The developmental toxicity of OXEMA was assessed in Crl:CD®BR rats. OXEMA was suspended in corn oil and administered orally by gavage on days 6-19 of gestation at doses of 0, 25, 100 and 300 mg of a.i./kg/day. Clinical signs were recorded once daily. Body and feed weights were recorded on G3, 6, 9, 12, 15, 18, and 20. On G20, the dams were euthanized, and the thoracic and abdominal cavities were examined for gross changes. Each intact gravid and non-gravid uterus was weighed, and corpora lutea, implantation sites and early and late resorptions were counted. The number of fetuses per litter was counted and their locations within the uterus recorded. All live fetuses were sexed and weighed individually and examined for external alterations. Alternating live fetuses from each litter were examined for soft tissue alterations using the Staples' Technique. The heads from fetuses receiving soft tissue exam were fixed in Bouin's fixative and examined using the technique of Barrows and Taylor. Fetuses receiving soft tissue exams were discarded after evaluation. Skeletal staining (i.e., using alizarin red S) was performed on all remaining fetuses. The stained fetuses were examined for skeletal alterations.

Two dams were found dead at 300 mg a.i/kg during the study. These deaths were considered treatment-related. No other mortalities occurred. No clinical signs of toxicity were observed in dams at any dose level. There was no effect on gestation body weight or feed consumption at dose levels up to and including 100 mg/kg. Mean gestation body weight at 300 mg/kg was decreased (5-10%) beginning on G9 through G20. Dams at 300 mg/kg lost weight initially (G6-9) and body weight gain during gestation remained depressed (30%) in females at 300 mg/kg throughout the dosing period (G6-20). A corresponding decrease (76%) in net weight change (i.e., net body weight change – uterine weight) was also noted at this level. There was no effect on gravid uterine weight noted at any dose level. Daily feed consumption was decreased (10-43%) throughout the dosing period (G6-20) in dams at 300 mg/kg. There were no treatment-related necropsy findings in dams at dose levels up to and including 100 mg/kg. Reddened and thickened stomachs were noted in dams at 300 mg/kg.

No treatment-related effects were noted in the number of viable litters, mean numbers of resorptions, live or dead fetuses, or in sex ratio per litter at any dose level. There was no effect on fetal body weight at dose levels up to and including 100 mg/kg. A statistically significant decrease (5%) in combined and male fetal body weight was noted at 300 mg/kg. No treatment-related increases were detected in the type or incidence of external, visceral or skeletal variations or malformations at dose levels up to and including 100 mg/kg. There was an increase (although not statistically significant) in skeletal variations noted in fetuses at 300 mg/kg.

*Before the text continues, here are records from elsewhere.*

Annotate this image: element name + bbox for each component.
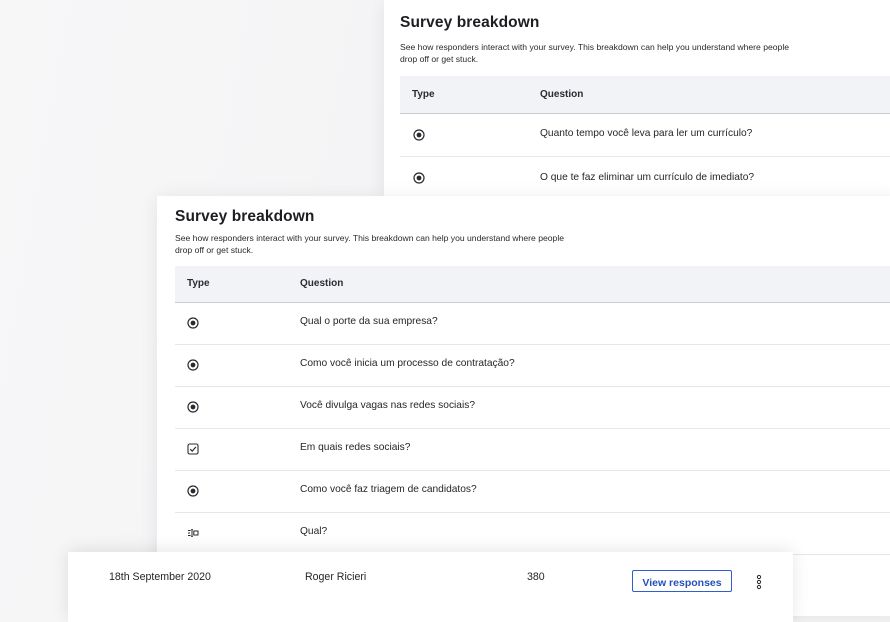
description-line: See how responders interact with your survey. This breakdown can help you understand where people (175, 233, 565, 243)
card-description (400, 41, 789, 65)
response-count: 380 (527, 571, 545, 583)
question-text: Como você faz triagem de candidatos? (300, 484, 477, 495)
table-row[interactable] (400, 157, 890, 196)
card-title: Survey breakdown (175, 208, 315, 225)
radio-icon (413, 172, 425, 184)
table-row[interactable] (175, 303, 890, 345)
table-row[interactable] (175, 429, 890, 471)
description-line: drop off or get stuck. (400, 54, 479, 64)
description-line: drop off or get stuck. (175, 245, 254, 255)
column-header-question: Question (300, 278, 344, 289)
table-row[interactable] (400, 114, 890, 157)
table-header (400, 76, 890, 114)
question-text: Como você inicia um processo de contratação? (300, 358, 515, 369)
radio-icon (413, 129, 425, 141)
column-header-question: Question (540, 89, 584, 100)
card-description (175, 232, 564, 256)
table-row[interactable] (175, 345, 890, 387)
response-date: 18th September 2020 (109, 571, 211, 583)
table-row[interactable] (175, 387, 890, 429)
radio-icon (187, 317, 199, 329)
checkbox-icon (187, 443, 199, 455)
radio-icon (187, 359, 199, 371)
card-title: Survey breakdown (400, 14, 540, 31)
question-text: Quanto tempo você leva para ler um currículo? (540, 128, 753, 139)
short-text-icon (187, 527, 199, 539)
radio-icon (187, 485, 199, 497)
table-row[interactable] (175, 513, 890, 555)
table-header (175, 266, 890, 303)
radio-icon (187, 401, 199, 413)
table-row[interactable] (175, 471, 890, 513)
question-text: Você divulga vagas nas redes sociais? (300, 400, 475, 411)
question-text: Qual? (300, 526, 328, 537)
column-header-type: Type (187, 278, 210, 289)
response-row-card (68, 552, 793, 622)
responder-name: Roger Ricieri (305, 571, 367, 583)
question-text: Em quais redes sociais? (300, 442, 411, 453)
more-options-icon[interactable] (753, 574, 765, 590)
question-text: Qual o porte da sua empresa? (300, 316, 438, 327)
question-text: O que te faz eliminar um currículo de imediato? (540, 172, 755, 183)
description-line: See how responders interact with your survey. This breakdown can help you understand where people (400, 42, 790, 52)
column-header-type: Type (412, 89, 435, 100)
view-responses-button[interactable]: View responses (632, 570, 732, 592)
survey-breakdown-card-back (384, 0, 890, 196)
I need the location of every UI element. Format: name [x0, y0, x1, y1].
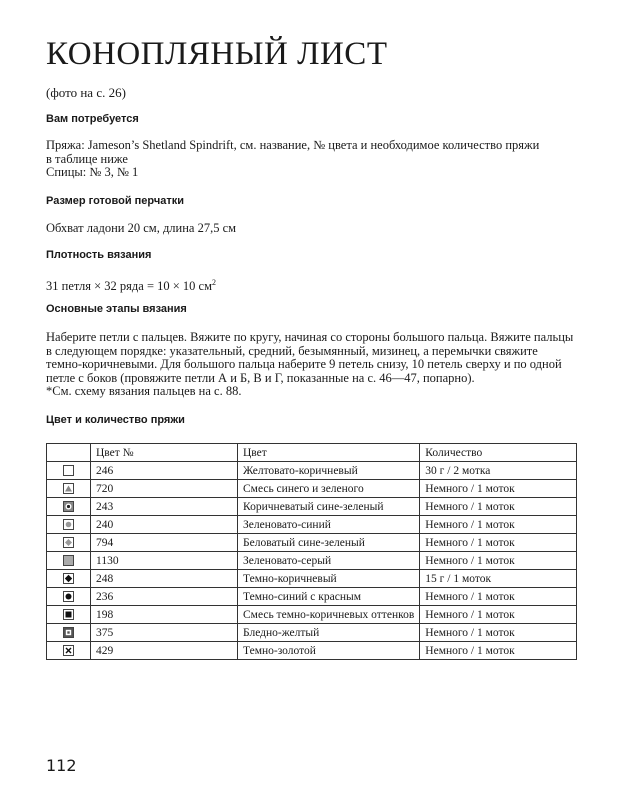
- materials-heading: Вам потребуется: [46, 113, 139, 125]
- steps-text: [46, 331, 573, 399]
- color-number-cell: 248: [91, 570, 238, 588]
- color-number-cell: 240: [91, 516, 238, 534]
- quantity-cell: Немного / 1 моток: [420, 516, 577, 534]
- color-name-cell: Темно-синий с красным: [238, 588, 420, 606]
- symbol-cell: [47, 642, 91, 660]
- steps-line: Наберите петли с пальцев. Вяжите по кругу, начиная со стороны большого пальца. Вяжите пальцы: [46, 330, 574, 344]
- gauge-text-sup: 2: [212, 278, 217, 287]
- photo-reference: (фото на с. 26): [46, 85, 126, 100]
- table-row: [47, 516, 577, 534]
- steps-line: в следующем порядке: указательный, средний, безымянный, мизинец, а перемычки свяжите: [46, 343, 538, 358]
- quantity-cell: Немного / 1 моток: [420, 552, 577, 570]
- black-square-square-icon: [63, 609, 74, 620]
- triangle-square-icon: [63, 483, 74, 494]
- table-row: [47, 642, 577, 660]
- color-number-cell: 375: [91, 624, 238, 642]
- target-square-icon: [63, 501, 74, 512]
- color-name-cell: Темно-коричневый: [238, 570, 420, 588]
- hollow-square-square-icon: [63, 627, 74, 638]
- quantity-cell: Немного / 1 моток: [420, 534, 577, 552]
- black-dot-square-icon: [63, 591, 74, 602]
- table-heading: Цвет и количество пряжи: [46, 414, 185, 426]
- color-name-cell: Бледно-желтый: [238, 624, 420, 642]
- color-name-cell: Смесь синего и зеленого: [238, 480, 420, 498]
- table-header-row: [47, 444, 577, 462]
- page-number: 112: [46, 756, 77, 775]
- table-row: [47, 570, 577, 588]
- header-cell: Цвет: [238, 444, 420, 462]
- header-cell: Цвет №: [91, 444, 238, 462]
- yarn-table: [46, 443, 577, 660]
- steps-line: петле с боков (провяжите петли А и Б, В и Г, показанные на с. 46—47, попарно).: [46, 370, 475, 385]
- color-number-cell: 794: [91, 534, 238, 552]
- symbol-cell: [47, 570, 91, 588]
- symbol-cell: [47, 552, 91, 570]
- color-name-cell: Зеленовато-синий: [238, 516, 420, 534]
- table-row: [47, 606, 577, 624]
- color-number-cell: 720: [91, 480, 238, 498]
- quantity-cell: Немного / 1 моток: [420, 624, 577, 642]
- color-number-cell: 236: [91, 588, 238, 606]
- materials-line: Пряжа: Jameson’s Shetland Spindrift, см. название, № цвета и необходимое количество пряжи: [46, 138, 540, 152]
- materials-line: Спицы: № 3, № 1: [46, 165, 139, 179]
- color-name-cell: Коричневатый сине-зеленый: [238, 498, 420, 516]
- table-row: [47, 480, 577, 498]
- table-row: [47, 534, 577, 552]
- quantity-cell: Немного / 1 моток: [420, 642, 577, 660]
- gauge-heading: Плотность вязания: [46, 249, 152, 261]
- symbol-cell: [47, 498, 91, 516]
- symbol-cell: [47, 588, 91, 606]
- materials-text: [46, 139, 539, 180]
- gray-fill-square-icon: [63, 555, 74, 566]
- color-number-cell: 1130: [91, 552, 238, 570]
- color-name-cell: Желтовато-коричневый: [238, 462, 420, 480]
- quantity-cell: 30 г / 2 мотка: [420, 462, 577, 480]
- quantity-cell: Немного / 1 моток: [420, 480, 577, 498]
- table-row: [47, 552, 577, 570]
- color-number-cell: 429: [91, 642, 238, 660]
- cross-square-icon: [63, 645, 74, 656]
- header-cell: Количество: [420, 444, 577, 462]
- gray-dot-square-icon: [63, 519, 74, 530]
- steps-heading: Основные этапы вязания: [46, 303, 187, 315]
- table-row: [47, 498, 577, 516]
- symbol-cell: [47, 462, 91, 480]
- symbol-cell: [47, 480, 91, 498]
- materials-line: в таблице ниже: [46, 151, 128, 166]
- symbol-cell: [47, 516, 91, 534]
- color-number-cell: 243: [91, 498, 238, 516]
- size-text: Обхват ладони 20 см, длина 27,5 см: [46, 221, 237, 235]
- color-name-cell: Смесь темно-коричневых оттенков: [238, 606, 420, 624]
- color-number-cell: 198: [91, 606, 238, 624]
- table-row: [47, 588, 577, 606]
- blank-square-icon: [63, 465, 74, 476]
- gauge-text-main: 31 петля × 32 ряда = 10 × 10 см: [46, 279, 213, 294]
- steps-line: *См. схему вязания пальцев на с. 88.: [46, 384, 242, 398]
- color-name-cell: Темно-золотой: [238, 642, 420, 660]
- symbol-cell: [47, 534, 91, 552]
- black-diamond-square-icon: [63, 573, 74, 584]
- header-cell: [47, 444, 91, 462]
- color-number-cell: 246: [91, 462, 238, 480]
- table-row: [47, 462, 577, 480]
- quantity-cell: Немного / 1 моток: [420, 498, 577, 516]
- quantity-cell: Немного / 1 моток: [420, 588, 577, 606]
- symbol-cell: [47, 624, 91, 642]
- quantity-cell: 15 г / 1 моток: [420, 570, 577, 588]
- color-name-cell: Беловатый сине-зеленый: [238, 534, 420, 552]
- symbol-cell: [47, 606, 91, 624]
- gray-diamond-square-icon: [63, 537, 74, 548]
- page-title: КОНОПЛЯНЫЙ ЛИСТ: [46, 36, 388, 72]
- steps-line: темно-коричневыми. Для большого пальца наберите 9 петель снизу, 10 петель сверху и по одной: [46, 357, 562, 371]
- table-row: [47, 624, 577, 642]
- size-heading: Размер готовой перчатки: [46, 195, 185, 207]
- color-name-cell: Зеленовато-серый: [238, 552, 420, 570]
- quantity-cell: Немного / 1 моток: [420, 606, 577, 624]
- gauge-text: [46, 276, 216, 294]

These included: reduced ossification of the parietals, supraoccipital and interparietal bones of the skull.

Both the reduced fetal body weight and the increased incidence of reduced ossification were onsidered to be secondary to the maternal toxicity noted at 300 mg/kg. The maternal and fetal NOEL were 100 mg a.i./kg/day.

Justification for classification or non-classification

Developmental Toxicity

Classification for developmental toxicity is not warranted as adverse effects in fetuses (5% reduction in body weight) were secondary to maternal toxicity (death of 2 dams, reduced body weight (5 -10%), reduced body weight gain (30%), decreased feed consumption (10 -43%)).